De son chalet, Heidegger n’avait donc jamais vu le soleil se coucher. "Moi-même, je n’observe jamais le paysage. J’éprouve son changement d’heure en heure", avait-il écrit. L’espace n’a d’intérêt que traversé par le temps. Vivre dans le paysage et non devant lui. "Je ne peins pas l’être, je peins le passage", avait pu dire Montaigne, "... un passage de jour en jour, de minute en minute".
L’ombre était maintenant totale dans la vallée. La chaleur, lourde. L’orage, proche. Le fermier me déconseilla de grimper à travers champs jusqu’au chalet : la terre était détrempée. Le mieux serait d’aborder la maison par le haut, en empruntant un sentier dans la forêt - un "Holzweg" ?
Il ne comprit pas ma question. Le Holzweg serait-il vraiment "le chemin qui ne mène nulle part" ? "le chemin qui se perd" ? un de ces chemins chantés par Rilke, un de ceux qui n’ont devant eux que "le pur espace et la saison" ?...
Mais non, le chemin avait même un nom : "Todtnauberg Rütte". Je le trouverais facilement, ajouta-t-il, juste au-dessous de la Jugentreffe (encore une "auberge de jeunesse" sur le chemin de Heidegger ?...)
Il était trop tard pour ce soir.
J’avais longuement observé une photographie en noir et blanc reproduite dans un livre allemand : on y voyait, au pied d’un sapin, une fontaine de bois dont l’eau s’écoulait dans un grand tronc creusé comme une barque. La légende précisait seulement : "Vue de la fenêtre du bureau."
Du bureau, je ne savais rien. Mais je comptais sur la fontaine pour identifier le chalet.
Au matin, la pluie tombée pendant la nuit avait emporté la lumière. Sur le sentier, l’ombre ne jouait plus avec le soleil, et l’air était comme allégé. J’avançais d’un pas rapide, pressée d’atteindre la clairière que j’apercevais au bout du chemin. En me conseillant ce sentier, le fermier ne s’était pas douté qu’il m’offrait le plus beau des cadeaux : grâce à lui j’allais aborder la Hütte par une "clairière". Eine Lichtung. La clairière n’est pas un puits de lumière : c’est seulement "la forêt qui s’ouvre au marcheur, à cet endroit..." Dans sa bonté, le ciel, en se couvrant de gris, m’avait renvoyée à la racine secrète de la "clairière". Lichtung dérivait moins de la clarté de Licht que de la légèreté de Leicht. Le pré qui s’ouvrait devant moi en sortant de la "sombre forêt" était dégagé de tout obstacle ; il était plus libre que lumineux, plus ouvert qu’éclairé.

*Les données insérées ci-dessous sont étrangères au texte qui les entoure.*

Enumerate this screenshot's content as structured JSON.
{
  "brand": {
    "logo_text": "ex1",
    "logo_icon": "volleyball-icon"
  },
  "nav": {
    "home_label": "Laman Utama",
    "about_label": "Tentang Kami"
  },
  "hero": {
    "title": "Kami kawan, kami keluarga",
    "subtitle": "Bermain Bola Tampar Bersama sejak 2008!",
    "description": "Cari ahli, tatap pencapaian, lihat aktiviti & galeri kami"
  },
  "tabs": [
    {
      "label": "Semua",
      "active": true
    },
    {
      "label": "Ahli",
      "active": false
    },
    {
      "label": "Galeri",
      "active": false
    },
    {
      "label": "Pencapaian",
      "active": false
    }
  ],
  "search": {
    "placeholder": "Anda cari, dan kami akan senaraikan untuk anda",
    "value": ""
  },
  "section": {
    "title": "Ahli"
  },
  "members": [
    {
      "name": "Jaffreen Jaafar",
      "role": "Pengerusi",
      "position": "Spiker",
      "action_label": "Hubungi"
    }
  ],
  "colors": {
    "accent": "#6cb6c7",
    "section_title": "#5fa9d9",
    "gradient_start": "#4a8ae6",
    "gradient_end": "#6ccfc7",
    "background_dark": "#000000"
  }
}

J’avais atteint le haut du pâturage aperçu la veille du "Heidegger Weg". J’avançais à grands pas dans l’herbe humide, longeant la forêt sur la gauche. Trois petits chalets de ski occupaient la pente de ce versant de la montagne. "C’est le troisième" , m’avait dit le fermier. Cette fois, je décidai de couper à travers les champs détrempés. Les vaches étaient toujours en bas avec leurs veaux. La Hütte dessinait une tache claire sur le dernier mamelon du pré. Je reconnus le petit bouquet d’arbres devant la maison (ceux que j’avais pris pour des bouleaux à cause de la transparence du feuillage), ainsi que les trois fenêtres carrées de la façade.

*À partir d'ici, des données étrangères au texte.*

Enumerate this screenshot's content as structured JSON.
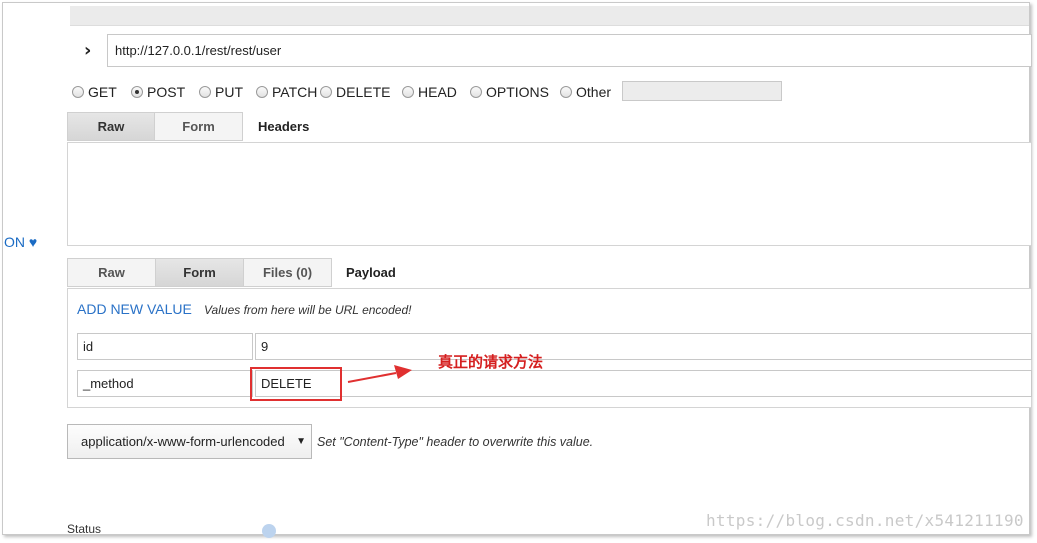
{
  "side_link": "ON ♥",
  "url": {
    "chevron_glyph": "›",
    "value": "http://127.0.0.1/rest/rest/user"
  },
  "methods": [
    {
      "label": "GET",
      "selected": false
    },
    {
      "label": "POST",
      "selected": true
    },
    {
      "label": "PUT",
      "selected": false
    },
    {
      "label": "PATCH",
      "selected": false
    },
    {
      "label": "DELETE",
      "selected": false
    },
    {
      "label": "HEAD",
      "selected": false
    },
    {
      "label": "OPTIONS",
      "selected": false
    },
    {
      "label": "Other",
      "selected": false
    }
  ],
  "headers_tabs": {
    "raw": "Raw",
    "form": "Form",
    "active": "Raw",
    "title": "Headers"
  },
  "payload_tabs": {
    "raw": "Raw",
    "form": "Form",
    "files": "Files (0)",
    "active": "Form",
    "title": "Payload"
  },
  "payload": {
    "add_new": "ADD NEW VALUE",
    "note": "Values from here will be URL encoded!",
    "rows": [
      {
        "key": "id",
        "value": "9"
      },
      {
        "key": "_method",
        "value": "DELETE"
      }
    ]
  },
  "annotation": {
    "text": "真正的请求方法",
    "color": "#d52020"
  },
  "content_type": {
    "selected": "application/x-www-form-urlencoded",
    "note": "Set \"Content-Type\" header to overwrite this value."
  },
  "status_label": "Status",
  "watermark": "https://blog.csdn.net/x541211190"
}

Mais je ne voyais toujours pas la fontaine.
Les volets, comme la porte d’entrée, avaient été peints en vert, rehaussés d’un liseré bleu vif. Les murs de bois étaient d’un gris perle. Au fond, j’avais fait tout ce chemin pour trois couleurs. Désormais, quand je lirai "sur le versant escarpé d’une montagne se dresse un petit chalet...", je verrai du gris, du vert, et du bleu.

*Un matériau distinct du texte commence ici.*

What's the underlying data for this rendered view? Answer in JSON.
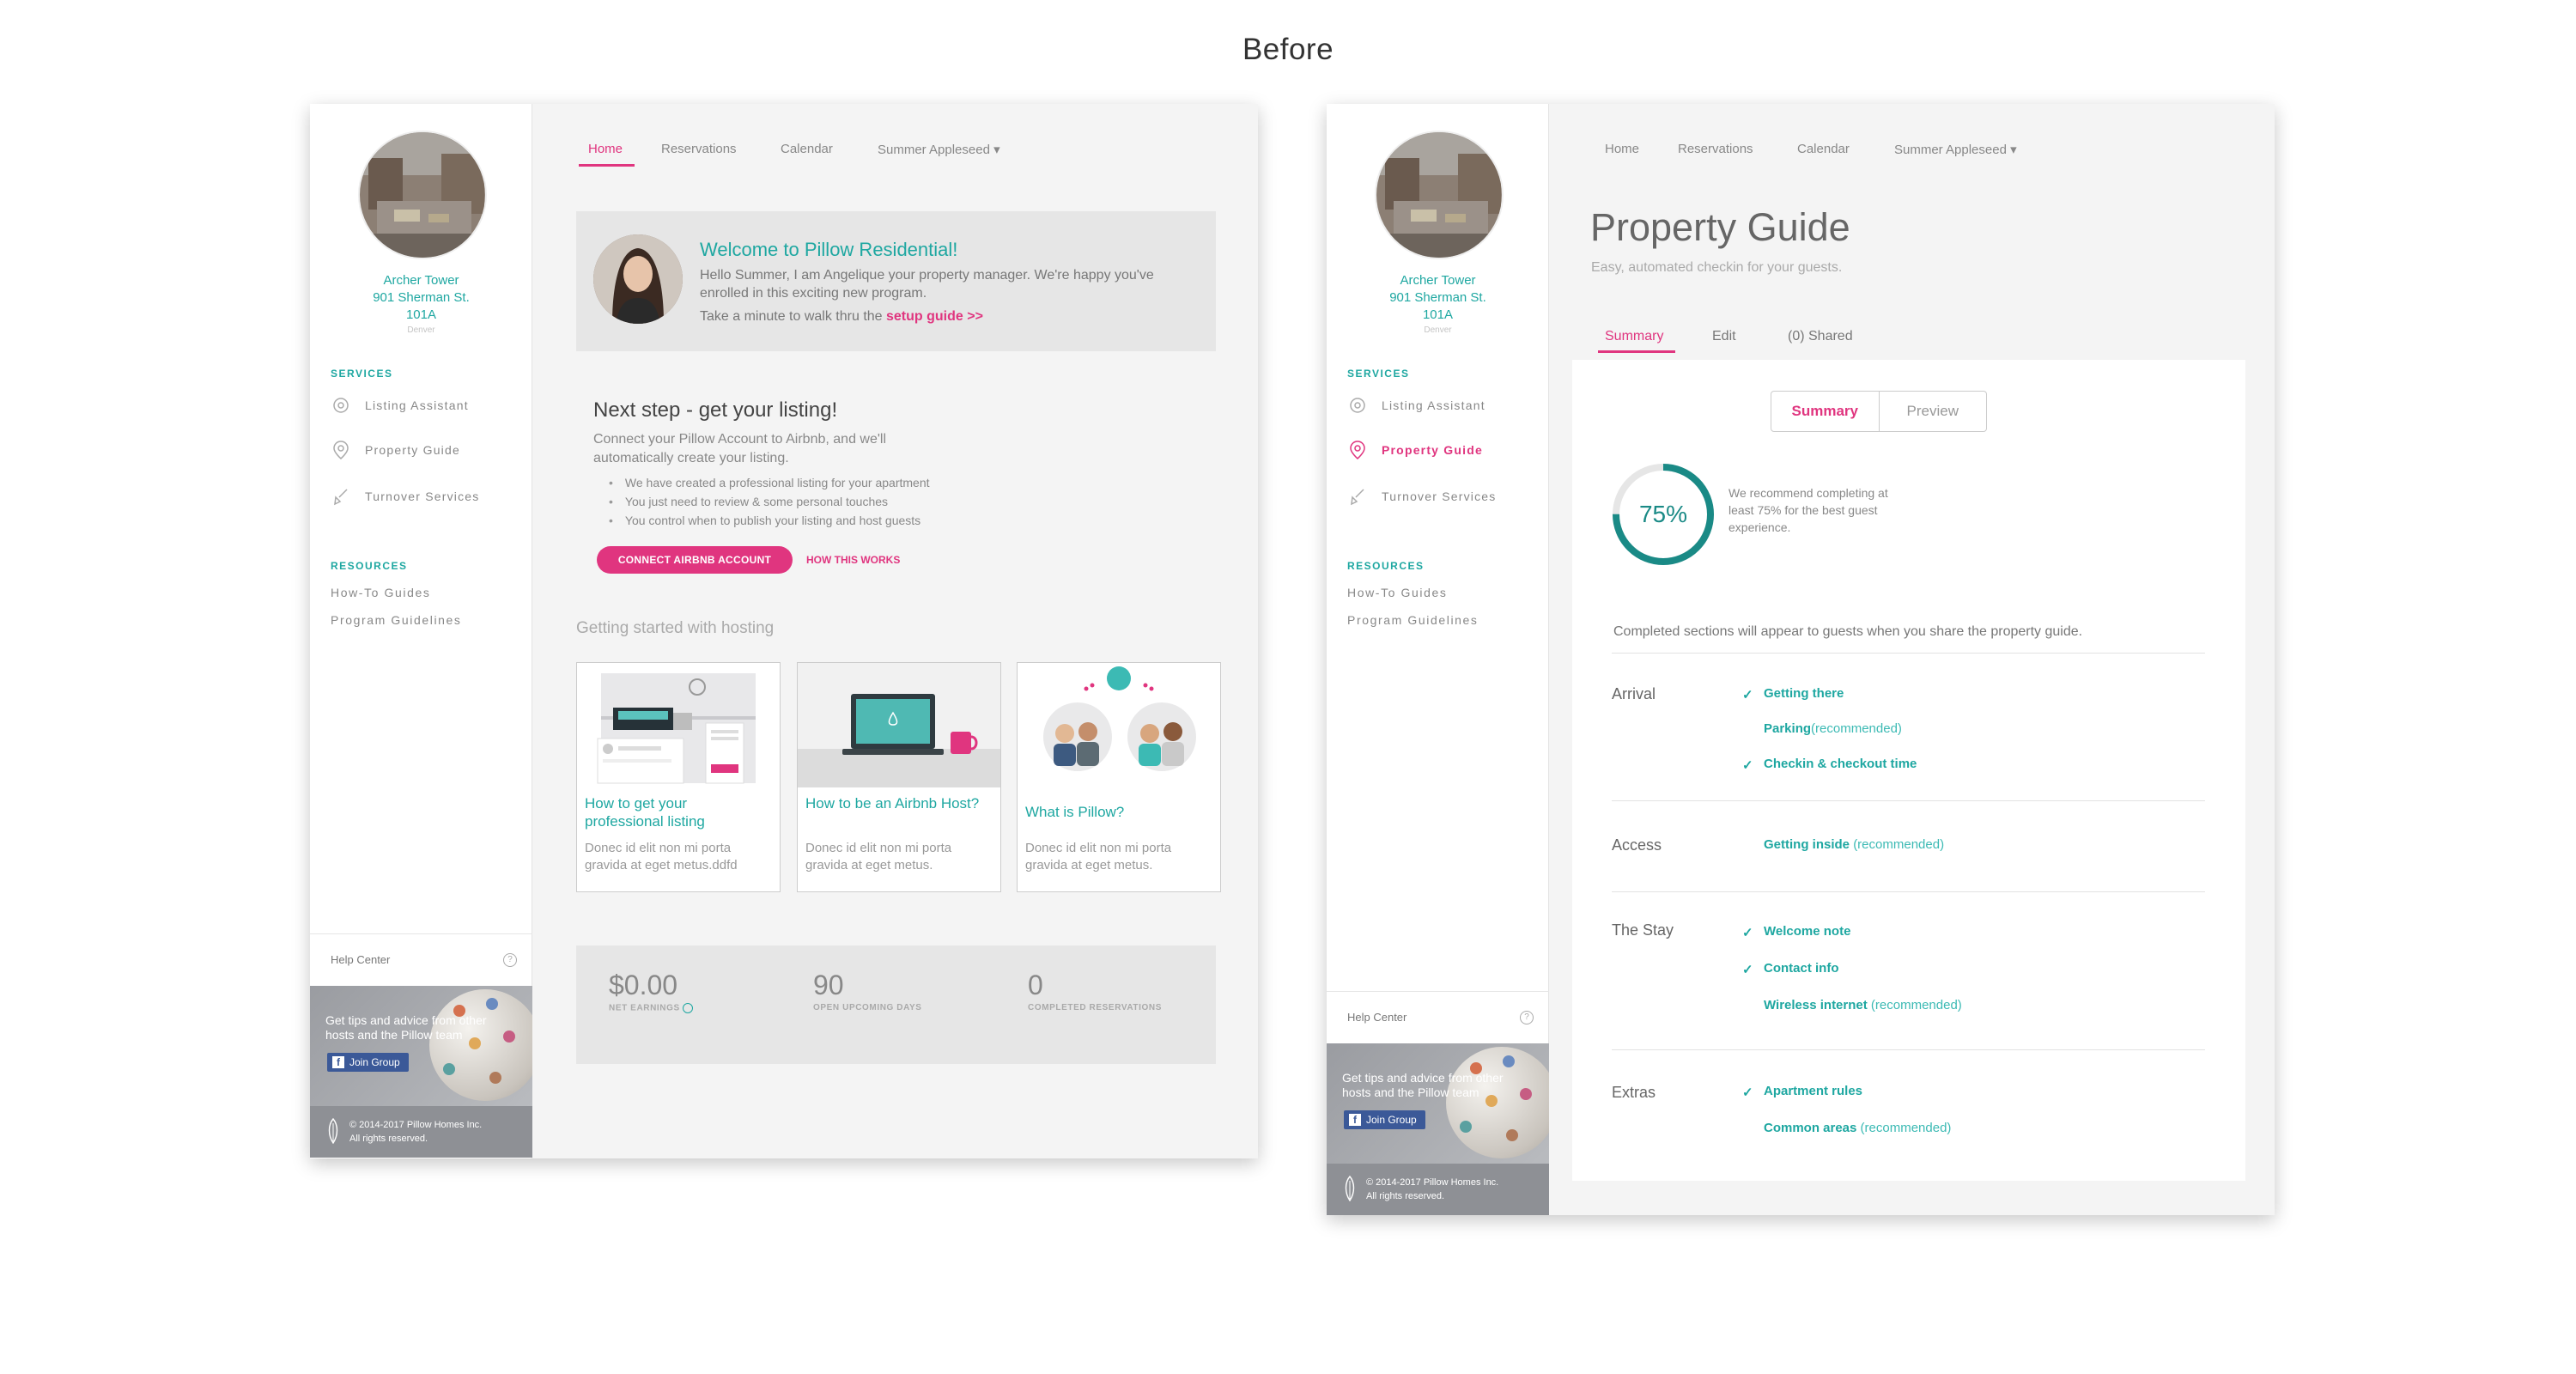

Et je verrai aussi un tronc creux qui se remplit lentement de l’eau d’une source.
Assise sur le rebord du tronc creux, j’ai regardé longtemps la fenêtre fermée du "bureau".
C’est en me levant que je crus reconnaître, juste devant la maison, légèrement en contrebas du bouquet d’arbres, le rose vif d’une petite orchidée de montagne. Ces fleurs-là sont rarement solitaires. Elles aiment multiplier leurs grappes sur les talus au bord des routes et des prés. J’ai dû enjamber la source pour aller en cueillir deux qui me semblaient plus lumineuses que les autres.
Elles iraient rejoindre la plume de corbeau dans Le Chemin de Campagne.